1979 book by Isaac Asimov

Extraterrestrial Civilizations is a 1979 book by Isaac Asimov, in which the author estimates the probability of there being intelligent extraterrestrial civilizations within the Milky Way galaxy. This estimation is approached by progressively analyzing the requirements for life to exist.

==Overview==
The term "Earth-like world" is prominent, in that the assumption is made that any world where life could evolve would have certain similarities to Earth, such as temperature ranges and gravity sufficient for an atmosphere to exist.
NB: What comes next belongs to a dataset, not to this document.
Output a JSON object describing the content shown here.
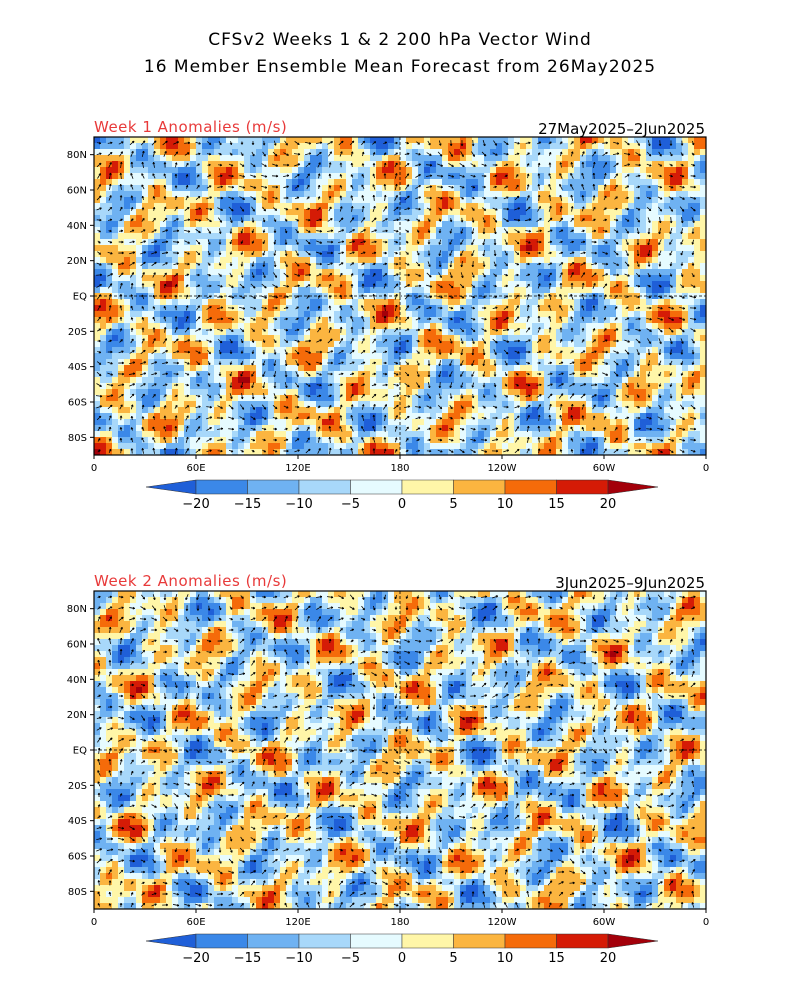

Asimov begins with the estimated number of stars in the galaxy, 300 billion.

This number is then reduced to 280 billion as stars without planetary systems are discarded, and then furthermore reduced as more factors are taken into consideration. This process culminates in the statement that "the number of planets in our galaxy on which a technological civilization is now in being is roughly 530,000."